The looming economic crisis, along with the decades long destruction of the moral and social fabric of the USA , gave those and a bit more recent similar analysis a bit more credibility. Igor Panarin's prediction of the US demise is the latest. Most commentators either dismiss it out of hand or deem it unrealistic but not entirely impossible. Melik Kaylan's column is particularly scornful.
But the subject of this entry won't be Panarin's writings or Kaylan's response as such, but rather a couple of sentences from them which perfectly captures the thinking of transnational globalists, whether from the right or the left of the political spectrum:
Let us say that the U.S. falls apart and Russia becomes the sole superpower and model for other nations worldwide. What sort of a model would that be? What exactly should other countries emulate?
But why does there always have to be a model to follow? Why must 189 countries around the world always seek to emulate something? Why must they be a carbon-copy of a certain system, why couldn't states create the societies that best suite the historical and cultural development of their peoples?
Such a world is unthinkable to people like Kaylan. The world projected by transnational globalists can not exist without a center, without indispensable factors, without a world leader. It is inconcievable to them that different entities live side by side, staying out of each other's back yard, there has to be an "international community" and "collective progress", regardless whether the subjects like it or not. With all the proclaims of freedom and democracy, transnational globalist attack the fiercest and deny the most the basic element of a free society: individualism.

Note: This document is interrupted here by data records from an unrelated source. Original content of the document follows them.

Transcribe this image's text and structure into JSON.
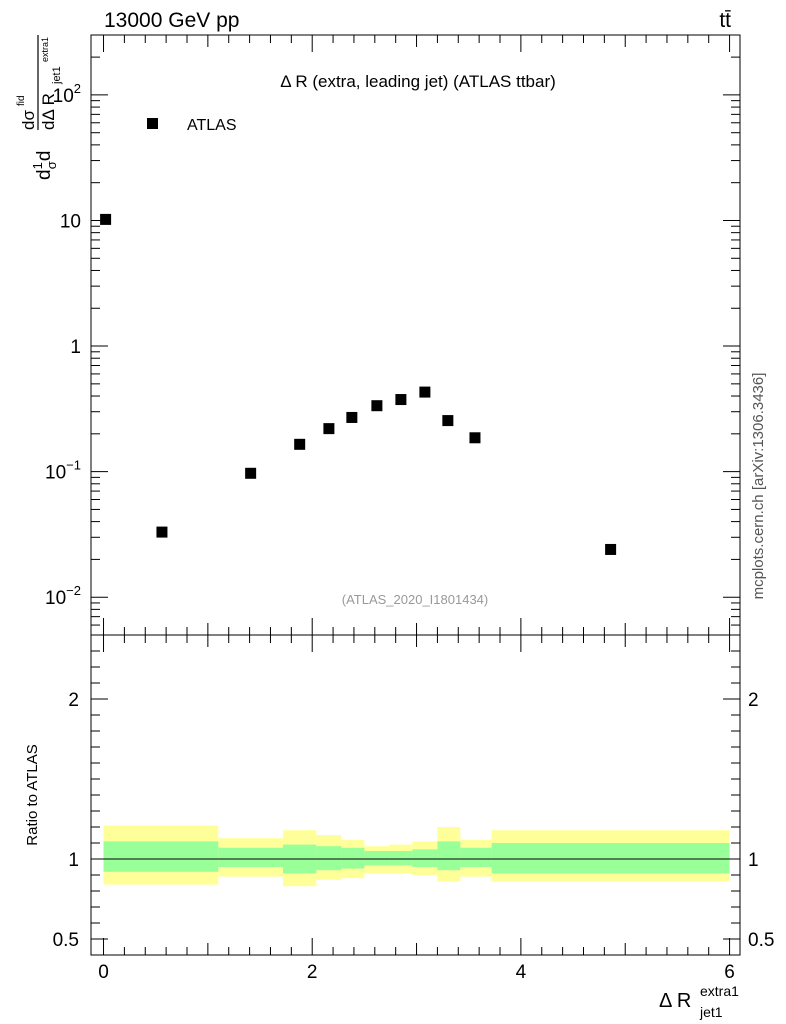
{
  "header": {
    "energy_label": "13000 GeV pp",
    "process_label": "tt̄"
  },
  "side_text": "mcplots.cern.ch [arXiv:1306.3436]",
  "chart_data": [
    {
      "type": "scatter",
      "title": "Δ R (extra, leading jet) (ATLAS ttbar)",
      "reference": "(ATLAS_2020_I1801434)",
      "ylabel_parts": {
        "d": "d",
        "one": "1",
        "sigma": "σ",
        "dsigma": "dσ",
        "fid": "fid",
        "dDeltaR": "dΔ R",
        "sub": "jet1",
        "sup": "extra1"
      },
      "y_scale": "log",
      "ylim": [
        0.005,
        300
      ],
      "xlim": [
        -0.12,
        6.1
      ],
      "y_tick_labels": [
        {
          "value": 0.01,
          "base": "10",
          "exp": "−2"
        },
        {
          "value": 0.1,
          "base": "10",
          "exp": "−1"
        },
        {
          "value": 1,
          "base": "1",
          "exp": ""
        },
        {
          "value": 10,
          "base": "10",
          "exp": ""
        },
        {
          "value": 100,
          "base": "10",
          "exp": "2"
        }
      ],
      "legend": {
        "position": "top-left",
        "entries": [
          {
            "name": "ATLAS",
            "marker": "square",
            "color": "#000000"
          }
        ]
      },
      "series": [
        {
          "name": "ATLAS",
          "points": [
            {
              "x": 0.02,
              "y": 10.2
            },
            {
              "x": 0.56,
              "y": 0.033
            },
            {
              "x": 1.41,
              "y": 0.097
            },
            {
              "x": 1.88,
              "y": 0.165
            },
            {
              "x": 2.16,
              "y": 0.22
            },
            {
              "x": 2.38,
              "y": 0.27
            },
            {
              "x": 2.62,
              "y": 0.335
            },
            {
              "x": 2.85,
              "y": 0.375
            },
            {
              "x": 3.08,
              "y": 0.43
            },
            {
              "x": 3.3,
              "y": 0.255
            },
            {
              "x": 3.56,
              "y": 0.186
            },
            {
              "x": 4.86,
              "y": 0.024
            }
          ]
        }
      ]
    },
    {
      "type": "area",
      "ylabel": "Ratio to ATLAS",
      "xlabel": "Δ R",
      "xlabel_sub": "jet1",
      "xlabel_sup": "extra1",
      "xlim": [
        -0.12,
        6.1
      ],
      "ylim": [
        0.4,
        2.4
      ],
      "x_tick_labels": [
        {
          "value": 0,
          "label": "0"
        },
        {
          "value": 2,
          "label": "2"
        },
        {
          "value": 4,
          "label": "4"
        },
        {
          "value": 6,
          "label": "6"
        }
      ],
      "y_tick_labels": [
        {
          "value": 0.5,
          "label": "0.5"
        },
        {
          "value": 1,
          "label": "1"
        },
        {
          "value": 2,
          "label": "2"
        }
      ],
      "reference_line": 1,
      "bands": [
        {
          "name": "total uncertainty",
          "color": "#ffff99",
          "bins": [
            {
              "x0": 0.0,
              "x1": 1.1,
              "lo": 0.84,
              "hi": 1.21
            },
            {
              "x0": 1.1,
              "x1": 1.72,
              "lo": 0.89,
              "hi": 1.13
            },
            {
              "x0": 1.72,
              "x1": 2.04,
              "lo": 0.83,
              "hi": 1.18
            },
            {
              "x0": 2.04,
              "x1": 2.28,
              "lo": 0.87,
              "hi": 1.15
            },
            {
              "x0": 2.28,
              "x1": 2.5,
              "lo": 0.88,
              "hi": 1.12
            },
            {
              "x0": 2.5,
              "x1": 2.74,
              "lo": 0.91,
              "hi": 1.08
            },
            {
              "x0": 2.74,
              "x1": 2.96,
              "lo": 0.91,
              "hi": 1.09
            },
            {
              "x0": 2.96,
              "x1": 3.2,
              "lo": 0.9,
              "hi": 1.11
            },
            {
              "x0": 3.2,
              "x1": 3.42,
              "lo": 0.86,
              "hi": 1.2
            },
            {
              "x0": 3.42,
              "x1": 3.72,
              "lo": 0.89,
              "hi": 1.12
            },
            {
              "x0": 3.72,
              "x1": 6.0,
              "lo": 0.86,
              "hi": 1.18
            }
          ]
        },
        {
          "name": "stat uncertainty",
          "color": "#99ff99",
          "bins": [
            {
              "x0": 0.0,
              "x1": 1.1,
              "lo": 0.92,
              "hi": 1.11
            },
            {
              "x0": 1.1,
              "x1": 1.72,
              "lo": 0.95,
              "hi": 1.07
            },
            {
              "x0": 1.72,
              "x1": 2.04,
              "lo": 0.91,
              "hi": 1.09
            },
            {
              "x0": 2.04,
              "x1": 2.28,
              "lo": 0.93,
              "hi": 1.08
            },
            {
              "x0": 2.28,
              "x1": 2.5,
              "lo": 0.94,
              "hi": 1.07
            },
            {
              "x0": 2.5,
              "x1": 2.74,
              "lo": 0.96,
              "hi": 1.05
            },
            {
              "x0": 2.74,
              "x1": 2.96,
              "lo": 0.96,
              "hi": 1.05
            },
            {
              "x0": 2.96,
              "x1": 3.2,
              "lo": 0.95,
              "hi": 1.06
            },
            {
              "x0": 3.2,
              "x1": 3.42,
              "lo": 0.93,
              "hi": 1.11
            },
            {
              "x0": 3.42,
              "x1": 3.72,
              "lo": 0.95,
              "hi": 1.07
            },
            {
              "x0": 3.72,
              "x1": 6.0,
              "lo": 0.91,
              "hi": 1.1
            }
          ]
        }
      ]
    }
  ]
}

We have no way of knowing what Russia could offer if it was to remain the solitary super-power, but we know what the US ruling elite, to which Kaylan is ideologically very close has offered in the past decade or so. I'm sorry if I bore you with Star Trek parallels but this one has been going on in my head for quite some time. In Star Trek world, one of the most coveted dream of transantional globalists, a global governement, comes to be. The basis of it, however, is radically different then what the one-world palladins of our reality have in mind. In Star Trek, species and individuals fully retain their characteristics. The suppression of individualty, demands of unconditional obediance and emulation of the central authority, which the Kaylans of the world envision as their ideal, and which are the unavoidable condition of today's "integrations", are not the characteristics of the Federation but rather of the Borg collective. And I don't want to be assimilated.